PhenoLines: Phenotype Comparison Visualizations for Disease Subtyping via Topic Models
Michael Glueck, Mahdi Pakdaman Naeini, Finale Doshi-Velez, Fanny Chevalier, Azam Khan, Daniel Wigdor, Michael Brudno
In Submission, 2017
PhenoLines is a visual analysis tool for the interpretation of disease subtypes, derived from the application of topic models to clinical data. Topic models enable one to mine cross-sectional patient comorbidity data (e.g., electronic health records) and construct disease subtypes—each with its own temporally evolving prevalence and co-occurrence of phenotypes—without requiring aligned longitudinal phenotype data for all patients.
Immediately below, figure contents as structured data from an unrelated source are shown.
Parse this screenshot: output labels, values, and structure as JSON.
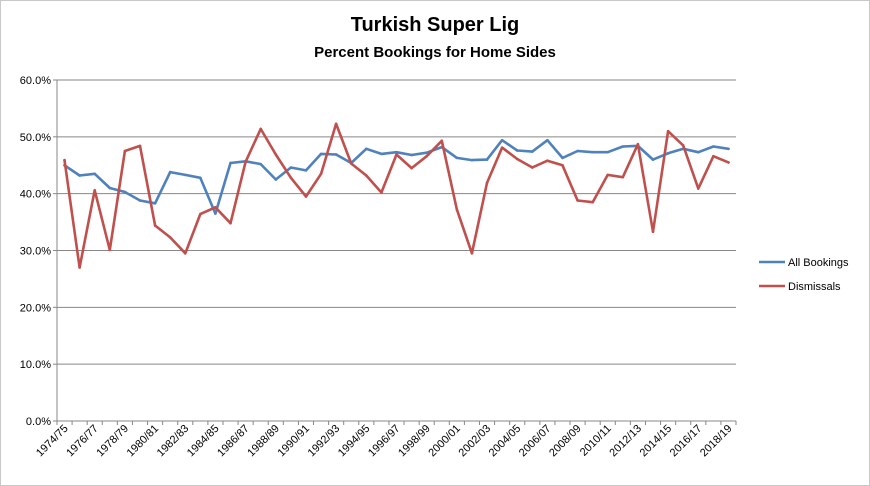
{
  "chart_data": {
    "type": "line",
    "title": "Turkish Super Lig",
    "subtitle": "Percent Bookings for Home Sides",
    "xlabel": "",
    "ylabel": "",
    "ylim": [
      0,
      60
    ],
    "yticks": [
      "0.0%",
      "10.0%",
      "20.0%",
      "30.0%",
      "40.0%",
      "50.0%",
      "60.0%"
    ],
    "grid": true,
    "legend_position": "right",
    "x": [
      "1974/75",
      "1975/76",
      "1976/77",
      "1977/78",
      "1978/79",
      "1979/80",
      "1980/81",
      "1981/82",
      "1982/83",
      "1983/84",
      "1984/85",
      "1985/86",
      "1986/87",
      "1987/88",
      "1988/89",
      "1989/90",
      "1990/91",
      "1991/92",
      "1992/93",
      "1993/94",
      "1994/95",
      "1995/96",
      "1996/97",
      "1997/98",
      "1998/99",
      "1999/00",
      "2000/01",
      "2001/02",
      "2002/03",
      "2003/04",
      "2004/05",
      "2005/06",
      "2006/07",
      "2007/08",
      "2008/09",
      "2009/10",
      "2010/11",
      "2011/12",
      "2012/13",
      "2013/14",
      "2014/15",
      "2015/16",
      "2016/17",
      "2017/18",
      "2018/19"
    ],
    "x_tick_labels": [
      "1974/75",
      "1976/77",
      "1978/79",
      "1980/81",
      "1982/83",
      "1984/85",
      "1986/87",
      "1988/89",
      "1990/91",
      "1992/93",
      "1994/95",
      "1996/97",
      "1998/99",
      "2000/01",
      "2002/03",
      "2004/05",
      "2006/07",
      "2008/09",
      "2010/11",
      "2012/13",
      "2014/15",
      "2016/17",
      "2018/19"
    ],
    "series": [
      {
        "name": "All Bookings",
        "color": "#4F81BD",
        "values": [
          45.0,
          43.2,
          43.5,
          41.0,
          40.3,
          38.8,
          38.3,
          43.8,
          43.3,
          42.8,
          36.5,
          45.4,
          45.7,
          45.2,
          42.5,
          44.6,
          44.1,
          47.0,
          46.9,
          45.4,
          47.9,
          47.0,
          47.3,
          46.8,
          47.2,
          48.2,
          46.3,
          45.9,
          46.0,
          49.4,
          47.6,
          47.4,
          49.4,
          46.3,
          47.5,
          47.3,
          47.3,
          48.3,
          48.4,
          46.0,
          47.1,
          47.9,
          47.3,
          48.3,
          47.9
        ]
      },
      {
        "name": "Dismissals",
        "color": "#C0504D",
        "values": [
          45.9,
          27.0,
          40.6,
          30.1,
          47.5,
          48.4,
          34.4,
          32.3,
          29.5,
          36.4,
          37.6,
          34.8,
          45.6,
          51.4,
          46.9,
          42.8,
          39.5,
          43.5,
          52.3,
          45.3,
          43.2,
          40.2,
          46.9,
          44.5,
          46.6,
          49.3,
          37.2,
          29.5,
          41.9,
          48.1,
          46.1,
          44.6,
          45.8,
          45.0,
          38.8,
          38.5,
          43.3,
          42.9,
          48.7,
          33.3,
          51.0,
          48.5,
          40.9,
          46.6,
          45.5
        ]
      }
    ]
  }
}
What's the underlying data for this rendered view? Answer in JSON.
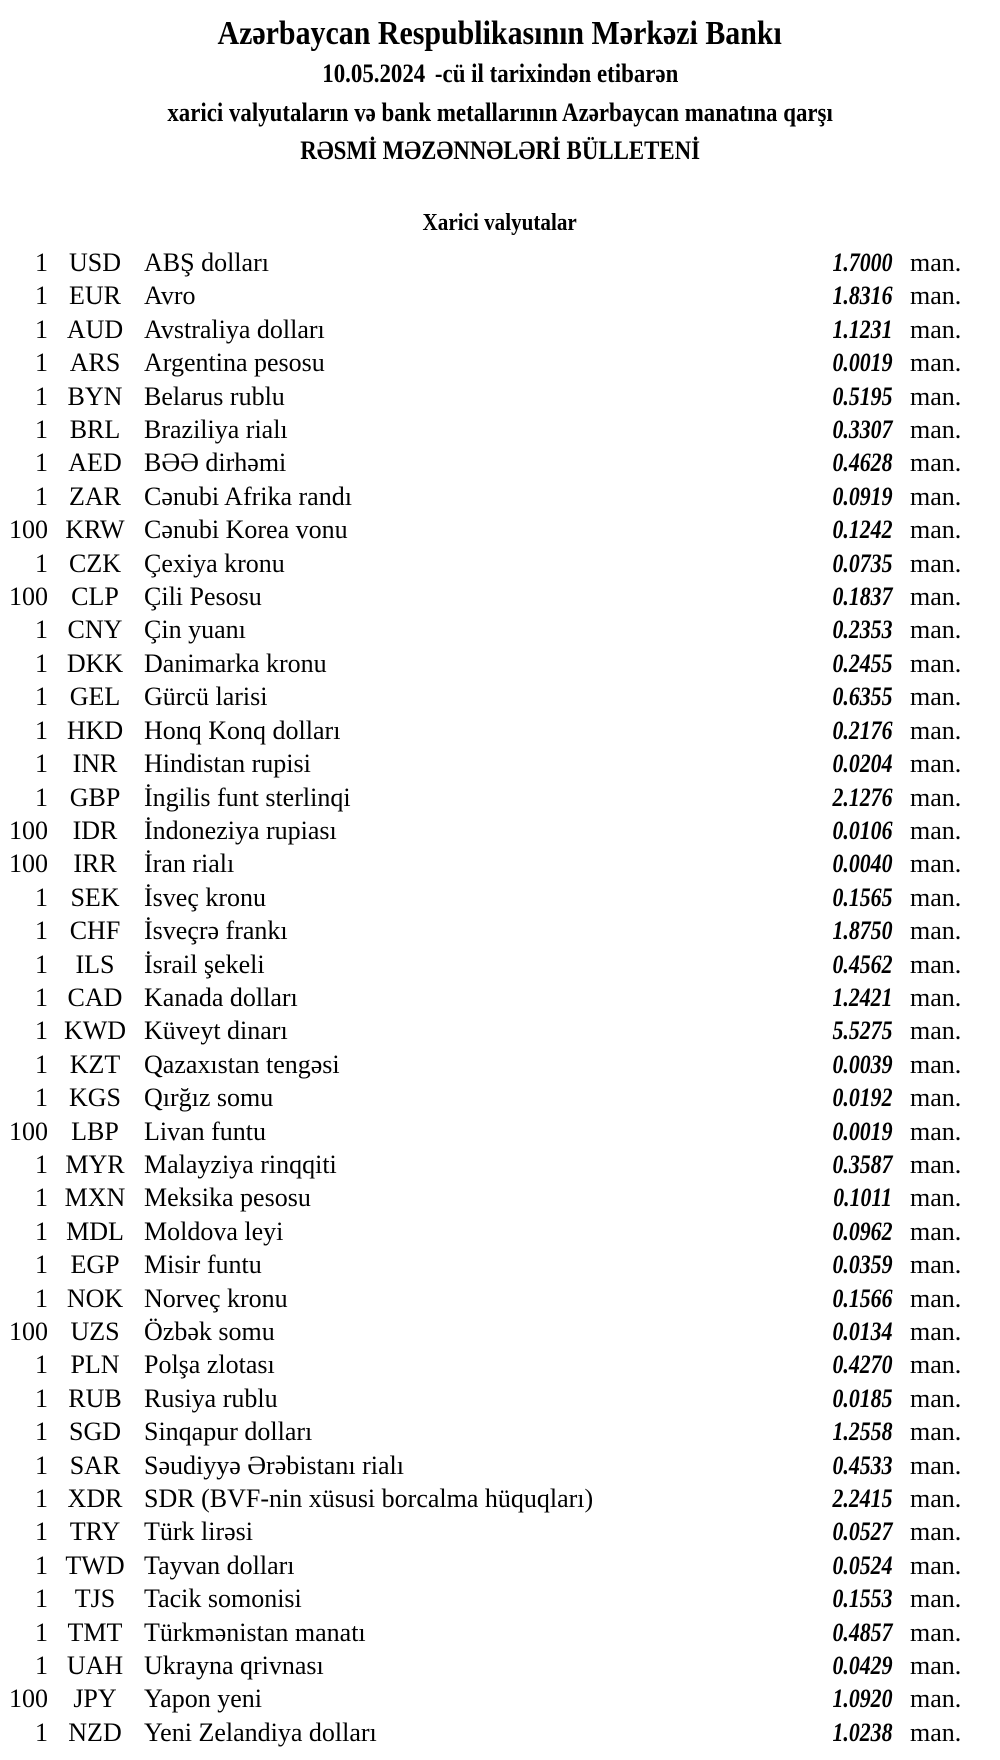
{
  "header": {
    "title": "Azərbaycan Respublikasının Mərkəzi Bankı",
    "date": "10.05.2024",
    "date_suffix": "-cü il tarixindən etibarən",
    "subtitle": "xarici valyutaların və bank metallarının Azərbaycan manatına qarşı",
    "bulletin": "RƏSMİ MƏZƏNNƏLƏRİ BÜLLETENİ"
  },
  "section": {
    "title": "Xarici valyutalar"
  },
  "unit_label": "man.",
  "rates": [
    {
      "qty": "1",
      "code": "USD",
      "name": "ABŞ dolları",
      "rate": "1.7000"
    },
    {
      "qty": "1",
      "code": "EUR",
      "name": "Avro",
      "rate": "1.8316"
    },
    {
      "qty": "1",
      "code": "AUD",
      "name": "Avstraliya dolları",
      "rate": "1.1231"
    },
    {
      "qty": "1",
      "code": "ARS",
      "name": "Argentina pesosu",
      "rate": "0.0019"
    },
    {
      "qty": "1",
      "code": "BYN",
      "name": "Belarus rublu",
      "rate": "0.5195"
    },
    {
      "qty": "1",
      "code": "BRL",
      "name": "Braziliya rialı",
      "rate": "0.3307"
    },
    {
      "qty": "1",
      "code": "AED",
      "name": "BƏƏ dirhəmi",
      "rate": "0.4628"
    },
    {
      "qty": "1",
      "code": "ZAR",
      "name": "Cənubi Afrika randı",
      "rate": "0.0919"
    },
    {
      "qty": "100",
      "code": "KRW",
      "name": "Cənubi Korea vonu",
      "rate": "0.1242"
    },
    {
      "qty": "1",
      "code": "CZK",
      "name": "Çexiya kronu",
      "rate": "0.0735"
    },
    {
      "qty": "100",
      "code": "CLP",
      "name": "Çili Pesosu",
      "rate": "0.1837"
    },
    {
      "qty": "1",
      "code": "CNY",
      "name": "Çin yuanı",
      "rate": "0.2353"
    },
    {
      "qty": "1",
      "code": "DKK",
      "name": "Danimarka kronu",
      "rate": "0.2455"
    },
    {
      "qty": "1",
      "code": "GEL",
      "name": "Gürcü larisi",
      "rate": "0.6355"
    },
    {
      "qty": "1",
      "code": "HKD",
      "name": "Honq Konq dolları",
      "rate": "0.2176"
    },
    {
      "qty": "1",
      "code": "INR",
      "name": "Hindistan rupisi",
      "rate": "0.0204"
    },
    {
      "qty": "1",
      "code": "GBP",
      "name": "İngilis funt sterlinqi",
      "rate": "2.1276"
    },
    {
      "qty": "100",
      "code": "IDR",
      "name": "İndoneziya rupiası",
      "rate": "0.0106"
    },
    {
      "qty": "100",
      "code": "IRR",
      "name": "İran rialı",
      "rate": "0.0040"
    },
    {
      "qty": "1",
      "code": "SEK",
      "name": "İsveç kronu",
      "rate": "0.1565"
    },
    {
      "qty": "1",
      "code": "CHF",
      "name": "İsveçrə frankı",
      "rate": "1.8750"
    },
    {
      "qty": "1",
      "code": "ILS",
      "name": "İsrail şekeli",
      "rate": "0.4562"
    },
    {
      "qty": "1",
      "code": "CAD",
      "name": "Kanada dolları",
      "rate": "1.2421"
    },
    {
      "qty": "1",
      "code": "KWD",
      "name": "Küveyt dinarı",
      "rate": "5.5275"
    },
    {
      "qty": "1",
      "code": "KZT",
      "name": "Qazaxıstan tengəsi",
      "rate": "0.0039"
    },
    {
      "qty": "1",
      "code": "KGS",
      "name": "Qırğız somu",
      "rate": "0.0192"
    },
    {
      "qty": "100",
      "code": "LBP",
      "name": "Livan funtu",
      "rate": "0.0019"
    },
    {
      "qty": "1",
      "code": "MYR",
      "name": "Malayziya rinqqiti",
      "rate": "0.3587"
    },
    {
      "qty": "1",
      "code": "MXN",
      "name": "Meksika pesosu",
      "rate": "0.1011"
    },
    {
      "qty": "1",
      "code": "MDL",
      "name": "Moldova leyi",
      "rate": "0.0962"
    },
    {
      "qty": "1",
      "code": "EGP",
      "name": "Misir funtu",
      "rate": "0.0359"
    },
    {
      "qty": "1",
      "code": "NOK",
      "name": "Norveç kronu",
      "rate": "0.1566"
    },
    {
      "qty": "100",
      "code": "UZS",
      "name": "Özbək somu",
      "rate": "0.0134"
    },
    {
      "qty": "1",
      "code": "PLN",
      "name": "Polşa zlotası",
      "rate": "0.4270"
    },
    {
      "qty": "1",
      "code": "RUB",
      "name": "Rusiya rublu",
      "rate": "0.0185"
    },
    {
      "qty": "1",
      "code": "SGD",
      "name": "Sinqapur dolları",
      "rate": "1.2558"
    },
    {
      "qty": "1",
      "code": "SAR",
      "name": "Səudiyyə Ərəbistanı rialı",
      "rate": "0.4533"
    },
    {
      "qty": "1",
      "code": "XDR",
      "name": "SDR (BVF-nin xüsusi borcalma hüquqları)",
      "rate": "2.2415"
    },
    {
      "qty": "1",
      "code": "TRY",
      "name": "Türk lirəsi",
      "rate": "0.0527"
    },
    {
      "qty": "1",
      "code": "TWD",
      "name": "Tayvan dolları",
      "rate": "0.0524"
    },
    {
      "qty": "1",
      "code": "TJS",
      "name": "Tacik somonisi",
      "rate": "0.1553"
    },
    {
      "qty": "1",
      "code": "TMT",
      "name": "Türkmənistan manatı",
      "rate": "0.4857"
    },
    {
      "qty": "1",
      "code": "UAH",
      "name": "Ukrayna qrivnası",
      "rate": "0.0429"
    },
    {
      "qty": "100",
      "code": "JPY",
      "name": "Yapon yeni",
      "rate": "1.0920"
    },
    {
      "qty": "1",
      "code": "NZD",
      "name": "Yeni Zelandiya dolları",
      "rate": "1.0238"
    }
  ]
}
However, the dimensionality of topic models makes interpretation challenging, and de facto analyses provide little intuition regarding phenotype relevance or phenotype interrelationships. PhenoLines enables one to compare phenotype prevalence within and across disease subtype topics, thus supporting subtype characterization, a task that involves identifying a proposed subtype’s dominant phenotypes, ages of effect, and clinical validity. We contribute a data transformation workflow that employs the Human Phenotype Ontology to hierarchically organize phenotypes and aggregate the evolving probabilities produced by topic models. We introduce a novel measure of phenotype relevance that can be used to simplify the resulting topology. The design of PhenoLines was motivated by formative interviews with machine learning and clinical experts. We describe the co-operative design process, distill high-level tasks, and report on initial evaluations with machine learning experts and a medical domain expert. These results suggest that PhenoLines demonstrates promising approaches to support the characterization and optimization of topic models.